Mais depuis quelque temps un vent mauvais soufflait sur le Clan. Celui de la discorde. Et pas seulement à cause d’une étoffe tissée de lin. Des vols de céréales avaient eu lieu après la moisson.

Au sein de la communauté, il n’y avait jamais eu de larcins, ou si peu, les rares fois où ces incidents étaient survenus par le passé, les auteurs n’étaient plus là pour le raconter… Alors ce nouveau vol nourrissait déjà les rancœurs et la suspicion. D’autant plus qu’il n’y avait nul indice. Aucune trace des blés envolés. L’atmosphère entre villageois s’était peu à peu empoisonnée.

Un grand conseil se réunit et les sages prirent une décision. Afin de prévenir les vols de nourriture, il fallait un dispositif de surveillance. Les récoltes ne pouvaient plus être stockées sous un appentis accessible à tous. Aussi les chefs décidèrent, avec l’accord de la communauté, de construire une grande maison dans laquelle serait stockée à l’entrée une bonne partie des céréales. Au fond, se tiendrait une partie habitation suffisamment spacieuse de pour y loger plusieurs familles, celles des membres du conseil. Ainsi les chefs seraient à côté des récoltes pour les surveiller. Un foyer et un four pour cuire le pain seraient construits dans la partie centrale, de grandes tablées pourraient s’y tenir, un endroit idéal pour palabrer à l’abri des intempéries.

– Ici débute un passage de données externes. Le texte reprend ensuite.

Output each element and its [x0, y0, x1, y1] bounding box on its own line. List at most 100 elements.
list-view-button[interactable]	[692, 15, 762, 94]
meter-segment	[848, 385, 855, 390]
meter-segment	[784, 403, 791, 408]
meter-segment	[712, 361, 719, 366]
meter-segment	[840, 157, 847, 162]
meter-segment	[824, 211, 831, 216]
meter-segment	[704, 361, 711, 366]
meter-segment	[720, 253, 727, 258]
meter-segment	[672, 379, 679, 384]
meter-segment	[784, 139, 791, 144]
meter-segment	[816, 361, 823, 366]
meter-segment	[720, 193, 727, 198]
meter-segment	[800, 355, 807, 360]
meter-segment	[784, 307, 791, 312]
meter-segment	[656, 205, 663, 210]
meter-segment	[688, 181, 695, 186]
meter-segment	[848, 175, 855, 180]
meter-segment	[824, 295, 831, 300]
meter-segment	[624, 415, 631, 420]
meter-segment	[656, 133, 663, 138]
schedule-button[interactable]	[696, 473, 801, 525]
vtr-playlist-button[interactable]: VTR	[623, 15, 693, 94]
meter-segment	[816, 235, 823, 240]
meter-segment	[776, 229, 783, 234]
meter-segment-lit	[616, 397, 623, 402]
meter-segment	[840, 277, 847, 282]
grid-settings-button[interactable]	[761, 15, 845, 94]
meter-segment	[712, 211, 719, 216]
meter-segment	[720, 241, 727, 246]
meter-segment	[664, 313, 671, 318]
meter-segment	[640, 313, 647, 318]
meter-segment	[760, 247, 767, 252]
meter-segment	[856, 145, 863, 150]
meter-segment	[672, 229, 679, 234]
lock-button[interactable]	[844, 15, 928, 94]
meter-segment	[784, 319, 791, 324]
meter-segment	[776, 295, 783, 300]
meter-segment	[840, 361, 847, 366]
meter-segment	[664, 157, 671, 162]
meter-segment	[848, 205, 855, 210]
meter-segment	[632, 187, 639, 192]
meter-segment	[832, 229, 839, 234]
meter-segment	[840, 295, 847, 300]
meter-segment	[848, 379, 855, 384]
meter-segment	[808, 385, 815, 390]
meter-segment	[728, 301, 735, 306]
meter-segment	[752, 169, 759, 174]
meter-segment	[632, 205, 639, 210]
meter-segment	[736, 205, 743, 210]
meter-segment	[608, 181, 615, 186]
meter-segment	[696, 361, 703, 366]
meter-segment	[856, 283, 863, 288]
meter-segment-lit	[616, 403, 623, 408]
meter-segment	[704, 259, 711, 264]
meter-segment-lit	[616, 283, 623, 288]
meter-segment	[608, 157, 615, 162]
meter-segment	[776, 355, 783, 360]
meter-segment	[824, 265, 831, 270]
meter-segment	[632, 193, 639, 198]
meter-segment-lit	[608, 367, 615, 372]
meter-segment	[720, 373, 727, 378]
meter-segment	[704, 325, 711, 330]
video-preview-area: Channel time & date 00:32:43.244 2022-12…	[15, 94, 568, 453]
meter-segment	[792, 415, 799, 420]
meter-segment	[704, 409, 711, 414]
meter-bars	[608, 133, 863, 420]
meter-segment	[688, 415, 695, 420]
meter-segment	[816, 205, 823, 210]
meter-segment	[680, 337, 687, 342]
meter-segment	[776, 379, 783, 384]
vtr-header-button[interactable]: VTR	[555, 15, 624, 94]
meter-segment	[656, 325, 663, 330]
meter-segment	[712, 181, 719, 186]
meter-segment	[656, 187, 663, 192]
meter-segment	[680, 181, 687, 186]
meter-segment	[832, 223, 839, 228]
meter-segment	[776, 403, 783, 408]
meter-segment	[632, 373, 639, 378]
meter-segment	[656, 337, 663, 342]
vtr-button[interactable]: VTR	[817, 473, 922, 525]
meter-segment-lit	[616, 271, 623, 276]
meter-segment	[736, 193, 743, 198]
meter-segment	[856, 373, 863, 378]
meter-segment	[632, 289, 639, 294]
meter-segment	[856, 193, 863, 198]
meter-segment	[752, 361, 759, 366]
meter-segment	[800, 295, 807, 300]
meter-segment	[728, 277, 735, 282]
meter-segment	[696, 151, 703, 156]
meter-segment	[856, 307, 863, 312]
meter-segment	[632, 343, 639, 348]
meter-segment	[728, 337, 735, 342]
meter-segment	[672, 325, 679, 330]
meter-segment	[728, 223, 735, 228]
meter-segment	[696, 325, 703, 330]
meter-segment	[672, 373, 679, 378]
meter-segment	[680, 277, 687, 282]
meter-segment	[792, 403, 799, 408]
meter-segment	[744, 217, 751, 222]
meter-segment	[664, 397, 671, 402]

On détruisit trois vieilles huttes pour dégager un large espace au milieu du village et y installer la future grande maison. Les hommes du village s’attelèrent à creuser deux tranchées parallèles de quarante-cinq mètres de long, espacées l’une de l’autre de quinze mètres. Des pieux furent enfoncés tous les cinq mètres et de grosses poutres furent verticalement plantées aux quatre coins de l’édifice ; du torchis fut appliqué sur les murs extérieurs et les cloisons intérieures. Pour la couverture, on étala sur une bonne épaisseur, de la paille de blé et des tiges de roseaux comme pour les autres maisons, pour celle-ci il en fallut une grande quantité.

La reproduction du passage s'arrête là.